Glioblastoma's Next Top Model: Novel Culture Systems for Brain Cancer Radiotherapy Research

Abstract

Glioblastoma (GBM), the most common and aggressive primary brain tumor in adults, remains one of the least treatable cancers. Current standard of care-combining surgical resection, radiation, and alkylating chemotherapy-results in a median survival of only 15 months. Despite decades of investment and research into the development of new therapies, most candidate anti-glioma compounds fail to translate into effective treatments in clinical trials. One key issue underlying this failure of therapies that work in pre-clinical models to generate meaningful improvement in human patients is the profound mismatch between drug discovery systems-cell cultures and mouse models-and the actual tumors they are supposed to imitate. Indeed, current strategies that evaluate the effects of novel treatments on GBM cells in vitro fail to account for a wide range of factors known to influence tumor growth. These include secreted factors, the brain's unique extracellular matrix, circulatory structures, the presence of non-tumor brain cells, and nutrient sources available for tumor metabolism. While mouse models provide a more realistic testing ground for potential therapies, they still fail to account for the full complexity of tumor-microenvironment interactions, as well as the role of the immune system. Based on the limitations of current models, researchers have begun to develop and implement novel culture systems that better recapitulate the complex reality of brain tumors growing in situ. A rise in the use of patient derived cells, creative combinations of added growth factors and supplements, may provide a more effective proving ground for the development of novel therapies. This review will summarize and analyze these exciting developments in 3D culturing systems. Special attention will be paid to how they enhance the design and identification of compounds that increase the efficacy of radiotherapy, a bedrock of GBM treatment.

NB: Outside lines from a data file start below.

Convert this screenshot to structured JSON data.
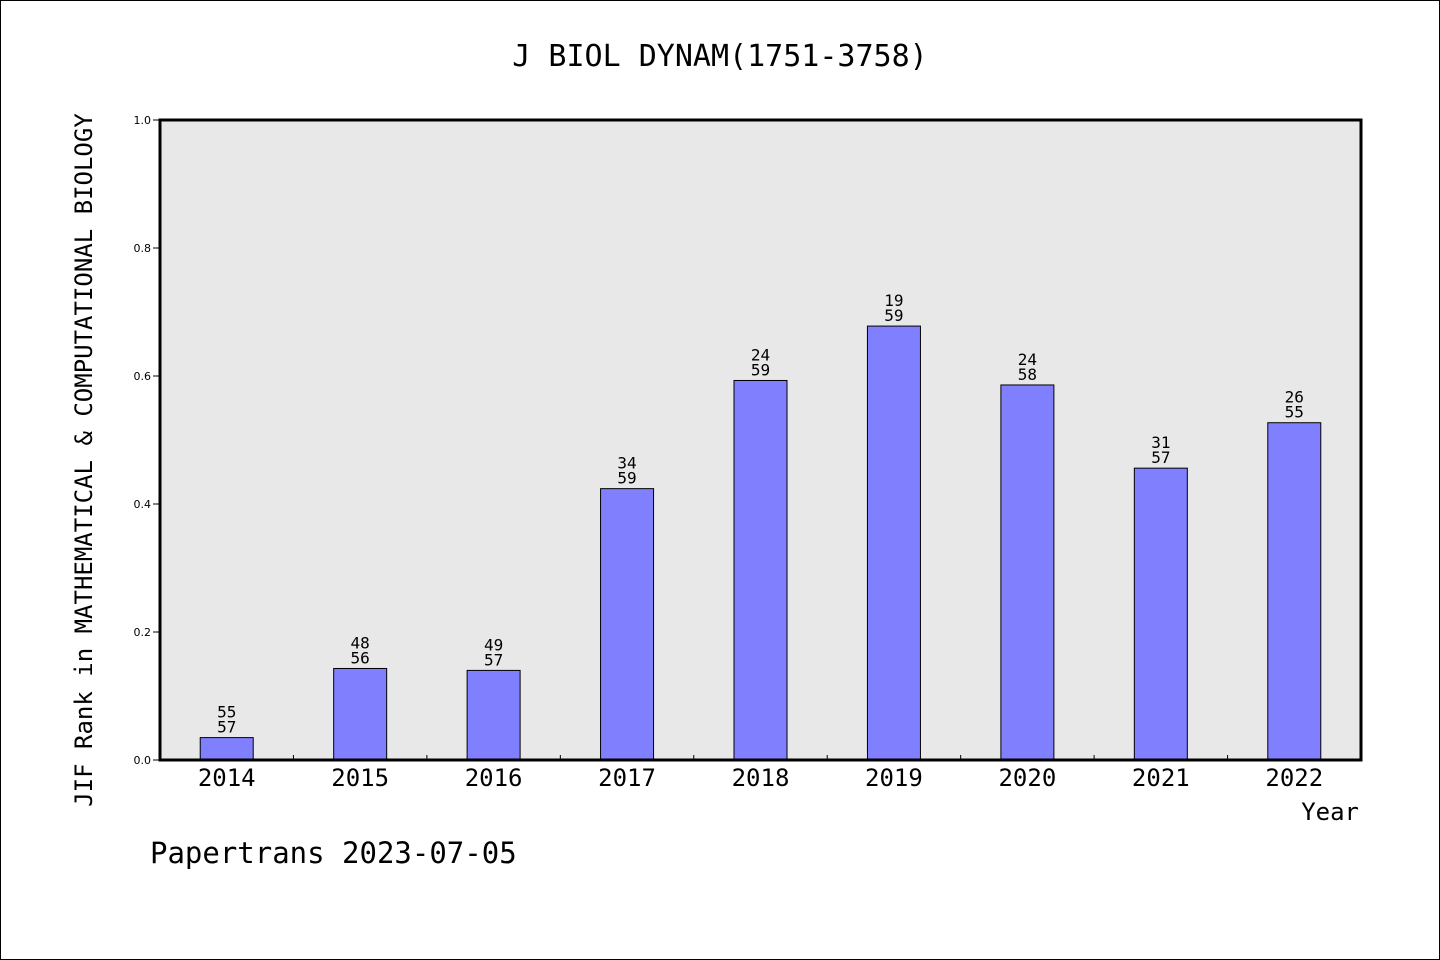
{
  "chart_data": {
    "type": "bar",
    "title": "J BIOL DYNAM(1751-3758)",
    "xlabel": "Year",
    "ylabel": "JIF Rank in MATHEMATICAL & COMPUTATIONAL BIOLOGY",
    "ylim": [
      0,
      1.0
    ],
    "yticks": [
      "0.0",
      "0.2",
      "0.4",
      "0.6",
      "0.8",
      "1.0"
    ],
    "categories": [
      "2014",
      "2015",
      "2016",
      "2017",
      "2018",
      "2019",
      "2020",
      "2021",
      "2022"
    ],
    "values": [
      0.035,
      0.143,
      0.14,
      0.424,
      0.593,
      0.678,
      0.586,
      0.456,
      0.527
    ],
    "rank_labels": [
      {
        "rank": "55",
        "total": "57"
      },
      {
        "rank": "48",
        "total": "56"
      },
      {
        "rank": "49",
        "total": "57"
      },
      {
        "rank": "34",
        "total": "59"
      },
      {
        "rank": "24",
        "total": "59"
      },
      {
        "rank": "19",
        "total": "59"
      },
      {
        "rank": "24",
        "total": "58"
      },
      {
        "rank": "31",
        "total": "57"
      },
      {
        "rank": "26",
        "total": "55"
      }
    ],
    "grid": false,
    "bar_color": "#8080ff",
    "plot_background": "#e8e8e8"
  },
  "footer": {
    "text": "Papertrans 2023-07-05"
  }
}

Keywords: 3D culture systems; glioblastoma; glioma; pre-clinical drug development; radiotherapy.

Figure 1

Schematic comparison of tumor microenvironment and current culture systems. (A) The brain microenvironment provides a multitude of non-tumor cell types, including neurons, astrocytes, microglia, and endothelial cells. These populations are present in the tumor environment and have been shown to influence the progression of GBM tumors, as well as abet their ability to resist current standard of care therapies, including radiation. In addition, tumor cells in the brain grow in a complex 3D structure entangled with a brain-specific extra-cellular matrix (ECM). They also exhibit a marked amount of intratumoral heterogeneity, with a variety of subpopulations within each tumor. Finally, the tumor microenvironment varies widely across different anatomic locations, with differences in oxygen and nutrient availability; this range of milieus contributes to the intratumoral heterogeneity of GBM. (B) In contrast, current culture systems are over-simplified and introduce variables not encountered in the brain. Oxygen concentrations are held constant at 20% by most incubators, while media contains an elevated amount of glucose. Plastic flasks introduce an unnaturally stiff surface, which GBM cells are known to react to. Further, coating flask with matrigel, while better than culturing directly on plastic, exposes tumor cells to elevated levels of collagen and laminin. Mono-cultures mean that in vitro experiment fail to account for non-tumor cells contributions to the microenvironment.

Figure 2

Comparison of erlotinib and phenformin activity on three different cell culture systems. (A) Schematic representation (upper panels) and 3D reconstructions of immunofluorescent images (lower panels) of cells stained for F-actin (red) and nuclei (DAPI, blue) of three cell culture systems: 2D growth on plastic plates (left images, 63× magnification); 3D scaffold growth using 3D-Alvetex system (middle images 63× magnification); and 3D neurospheres (right images, 63× magnification, zoom 2×). 2D plastic and 3D scaffolds were previously coated with diluted Matrigel as described in section Matrigel-coating for 2D growth. (B) Bar charts representing surviving fraction of cells relative to control grown on different culture systems. G7 and E2 patient-derived GBM cell lines treated with vehicle (DMSO, control), phenformin (10 µM), or erlotinib (1 µM). Drug-treated cells were normalised to vehicle (mean ± SD, of three independent experiments). * p < 0.05, relative to DMSO control of their respective culture system.